Bergmolch-Weibchen sind häufig Braun-Grau bis Olive gefärbt. Ihre Oberseite ist im Vergleich zu den Männchen deutlicher marmoriert. Das hellblaue Längsband sowie die Dorsalleiste fehlt den Weibchen. Frisch geschlüpfte Larven sind hell gelblich bis hell bräunlich gefärbt. Mit zunehmendem Alter der Larven nimmt ihre feine schwärzliche Pigmentierung.
Gesamtverbreitung:
Der Bergmolch ist eine mitteleuropäische Art, die in zahlreichen ausstrahlenden Vorkommen bis in die nördliche Bretagne und über die Alpen südwärts bis Zentralitalien sowie über den Balkan bis auf die Peloponnes in Griechenland verbreitet ist. Deutschland liegt im Zentrum seiner Verbreitung. Die nördlichsten isolierten Vorkommen finden sich im äußersten Süden Dänemarks. Die nördliche Arealgrenze verläuft über Südpolen ostwärts bis in die westliche Ukraine. Die Britischen Inseln wurden nie besiedelt, bei den rezenten Vorkommen handelt es sich um Populationen, die auf Aussetzungen in den 1920er Jahren zurückgehen. In Nordwestspanien existieren vom übrigen Verbreitungsgebiet stark isolierte Vorkommen.
Verbreitung national:
Mit Ausnahme von Mecklenburg-Vorpommern, Berlin und Bremen kommt der Bergmolch in allen Bundesländern vor. Einen deutlichen Verbreitungsschwerpunkt hat die Art in den westlichen und südlichen Bundesländern.
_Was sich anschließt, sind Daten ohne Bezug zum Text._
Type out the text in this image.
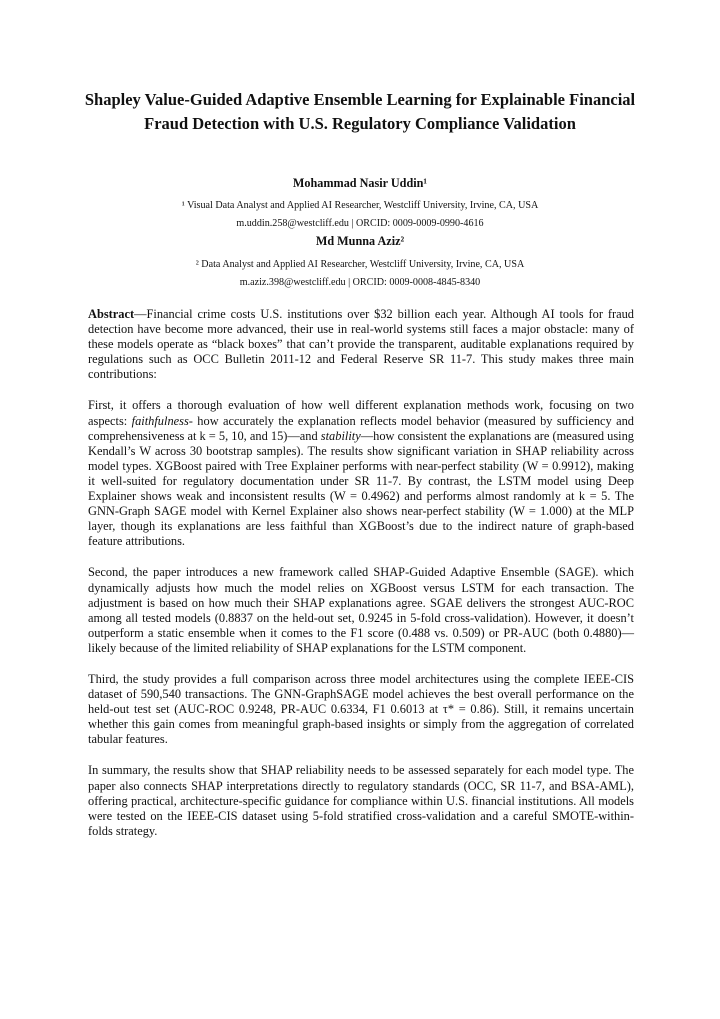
Shapley Value-Guided Adaptive Ensemble Learning for Explainable Financial Fraud Detection with U.S. Regulatory Compliance Validation
Mohammad Nasir Uddin¹
¹ Visual Data Analyst and Applied AI Researcher, Westcliff University, Irvine, CA, USA
m.uddin.258@westcliff.edu | ORCID: 0009-0009-0990-4616
Md Munna Aziz²
² Data Analyst and Applied AI Researcher, Westcliff University, Irvine, CA, USA
m.aziz.398@westcliff.edu | ORCID: 0009-0008-4845-8340

Abstract—Financial crime costs U.S. institutions over $32 billion each year. Although AI tools for fraud detection have become more advanced, their use in real-world systems still faces a major obstacle: many of these models operate as “black boxes” that can’t provide the transparent, auditable explanations required by regulations such as OCC Bulletin 2011-12 and Federal Reserve SR 11-7. This study makes three main contributions:

First, it offers a thorough evaluation of how well different explanation methods work, focusing on two aspects: faithfulness- how accurately the explanation reflects model behavior (measured by sufficiency and comprehensiveness at k = 5, 10, and 15)—and stability—how consistent the explanations are (measured using Kendall’s W across 30 bootstrap samples). The results show significant variation in SHAP reliability across model types. XGBoost paired with Tree Explainer performs with near-perfect stability (W = 0.9912), making it well-suited for regulatory documentation under SR 11-7. By contrast, the LSTM model using Deep Explainer shows weak and inconsistent results (W = 0.4962) and performs almost randomly at k = 5. The GNN-Graph SAGE model with Kernel Explainer also shows near-perfect stability (W = 1.000) at the MLP layer, though its explanations are less faithful than XGBoost’s due to the indirect nature of graph-based feature attributions.

Second, the paper introduces a new framework called SHAP-Guided Adaptive Ensemble (SAGE). which dynamically adjusts how much the model relies on XGBoost versus LSTM for each transaction. The adjustment is based on how much their SHAP explanations agree. SGAE delivers the strongest AUC-ROC among all tested models (0.8837 on the held-out set, 0.9245 in 5-fold cross-validation). However, it doesn’t outperform a static ensemble when it comes to the F1 score (0.488 vs. 0.509) or PR-AUC (both 0.4880)—likely because of the limited reliability of SHAP explanations for the LSTM component.

Third, the study provides a full comparison across three model architectures using the complete IEEE-CIS dataset of 590,540 transactions. The GNN-GraphSAGE model achieves the best overall performance on the held-out test set (AUC-ROC 0.9248, PR-AUC 0.6334, F1 0.6013 at τ* = 0.86). Still, it remains uncertain whether this gain comes from meaningful graph-based insights or simply from the aggregation of correlated tabular features.

In summary, the results show that SHAP reliability needs to be assessed separately for each model type. The paper also connects SHAP interpretations directly to regulatory standards (OCC, SR 11-7, and BSA-AML), offering practical, architecture-specific guidance for compliance within U.S. financial institutions. All models were tested on the IEEE-CIS dataset using 5-fold stratified cross-validation and a careful SMOTE-within-folds strategy.
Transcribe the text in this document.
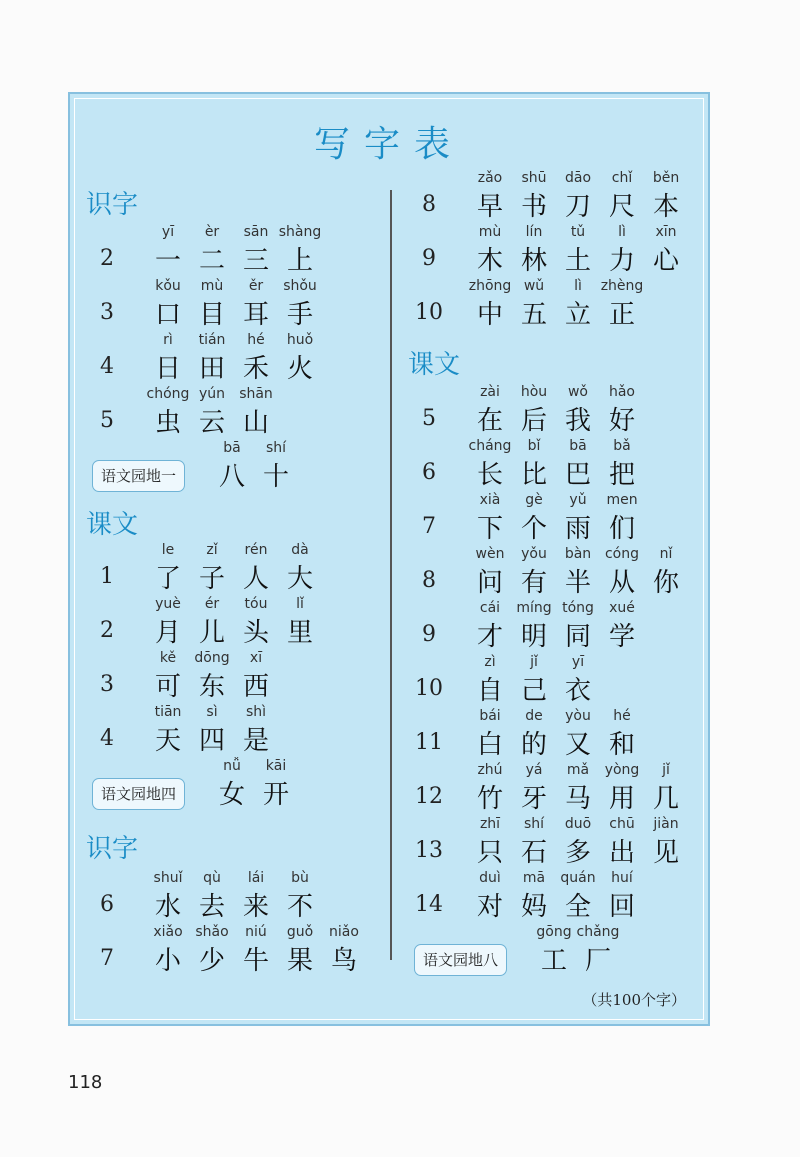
写字表
识字
2
yī
一
èr
二
sān
三
shàng
上
3
kǒu
口
mù
目
ěr
耳
shǒu
手
4
rì
日
tián
田
hé
禾
huǒ
火
5
chóng
虫
yún
云
shān
山
语文园地一
bā
八
shí
十
课文
1
le
了
zǐ
子
rén
人
dà
大
2
yuè
月
ér
儿
tóu
头
lǐ
里
3
kě
可
dōng
东
xī
西
4
tiān
天
sì
四
shì
是
语文园地四
nǚ
女
kāi
开
识字
6
shuǐ
水
qù
去
lái
来
bù
不
7
xiǎo
小
shǎo
少
niú
牛
guǒ
果
niǎo
鸟
8
zǎo
早
shū
书
dāo
刀
chǐ
尺
běn
本
9
mù
木
lín
林
tǔ
土
lì
力
xīn
心
10
zhōng
中
wǔ
五
lì
立
zhèng
正
课文
5
zài
在
hòu
后
wǒ
我
hǎo
好
6
cháng
长
bǐ
比
bā
巴
bǎ
把
7
xià
下
gè
个
yǔ
雨
men
们
8
wèn
问
yǒu
有
bàn
半
cóng
从
nǐ
你
9
cái
才
míng
明
tóng
同
xué
学
10
zì
自
jǐ
己
yī
衣
11
bái
白
de
的
yòu
又
hé
和
12
zhú
竹
yá
牙
mǎ
马
yòng
用
jǐ
几
13
zhī
只
shí
石
duō
多
chū
出
jiàn
见
14
duì
对
mā
妈
quán
全
huí
回
语文园地八
gōng
工
chǎng
厂
（共100个字）
118
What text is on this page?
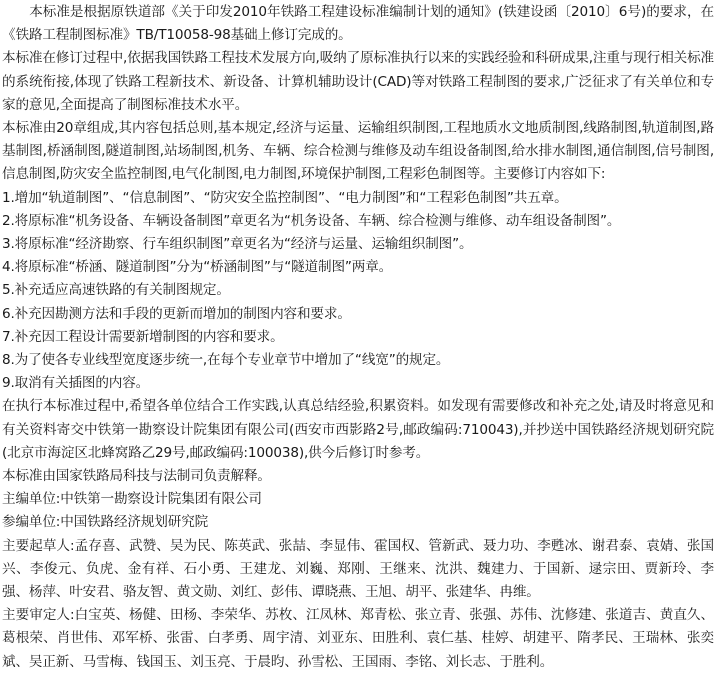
本标准是根据原铁道部《关于印发2010年铁路工程建设标准编制计划的通知》(铁建设函〔2010〕6号)的要求，在《铁路工程制图标准》TB/T10058-98基础上修订完成的。

本标准在修订过程中,依据我国铁路工程技术发展方向,吸纳了原标准执行以来的实践经验和科研成果,注重与现行相关标准的系统衔接,体现了铁路工程新技术、新设备、计算机辅助设计(CAD)等对铁路工程制图的要求,广泛征求了有关单位和专家的意见,全面提高了制图标准技术水平。

本标准由20章组成,其内容包括总则,基本规定,经济与运量、运输组织制图,工程地质水文地质制图,线路制图,轨道制图,路基制图,桥涵制图,隧道制图,站场制图,机务、车辆、综合检测与维修及动车组设备制图,给水排水制图,通信制图,信号制图,信息制图,防灾安全监控制图,电气化制图,电力制图,环境保护制图,工程彩色制图等。主要修订内容如下:

1.增加“轨道制图”、“信息制图”、“防灾安全监控制图”、“电力制图”和“工程彩色制图”共五章。

2.将原标准“机务设备、车辆设备制图”章更名为“机务设备、车辆、综合检测与维修、动车组设备制图”。

3.将原标准“经济勘察、行车组织制图”章更名为“经济与运量、运输组织制图”。

4.将原标准“桥涵、隧道制图”分为“桥涵制图”与“隧道制图”两章。

5.补充适应高速铁路的有关制图规定。

6.补充因勘测方法和手段的更新而增加的制图内容和要求。

7.补充因工程设计需要新增制图的内容和要求。

8.为了使各专业线型宽度逐步统一,在每个专业章节中增加了“线宽”的规定。

9.取消有关插图的内容。

在执行本标准过程中,希望各单位结合工作实践,认真总结经验,积累资料。如发现有需要修改和补充之处,请及时将意见和有关资料寄交中铁第一勘察设计院集团有限公司(西安市西影路2号,邮政编码:710043),并抄送中国铁路经济规划研究院(北京市海淀区北蜂窝路乙29号,邮政编码:100038),供今后修订时参考。

本标准由国家铁路局科技与法制司负责解释。

主编单位:中铁第一勘察设计院集团有限公司

参编单位:中国铁路经济规划研究院

主要起草人:孟存喜、武赞、吴为民、陈英武、张喆、李显伟、霍国权、管新武、聂力功、李甦冰、谢君泰、袁婧、张国兴、李俊元、负虎、金有祥、石小勇、王建龙、刘巍、郑刚、王继来、沈洪、魏建力、于国新、逯宗田、贾新玲、李强、杨萍、叶安君、骆友智、黄文勋、刘红、彭伟、谭晓燕、王旭、胡平、张建华、冉维。

主要审定人:白宝英、杨健、田杨、李荣华、苏枚、江凤林、郑青松、张立青、张强、苏伟、沈修建、张道吉、黄直久、葛根荣、肖世伟、邓军桥、张雷、白孝勇、周宇清、刘亚东、田胜利、袁仁基、桂婷、胡建平、隋孝民、王瑞林、张奕斌、吴正新、马雪梅、钱国玉、刘玉亮、于晨昀、孙雪松、王国雨、李铭、刘长志、于胜利。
Die nordöstliche Verbreitungsgrenze verläuft von Kiel über Hamburg, Magdeburg, den Fläming bis in den Raum Guben-Eisenhüttenstadt. In der atlantischen Region ist der Bergmolch aufgrund des geringeren Wald- und Mittelgebirgsanteils wesentlich seltener als in der kontinentalen und alpinen Region. In Bayern besiedelt die Art alpine Lebensräume in Höhen von bis über 2000 m NN.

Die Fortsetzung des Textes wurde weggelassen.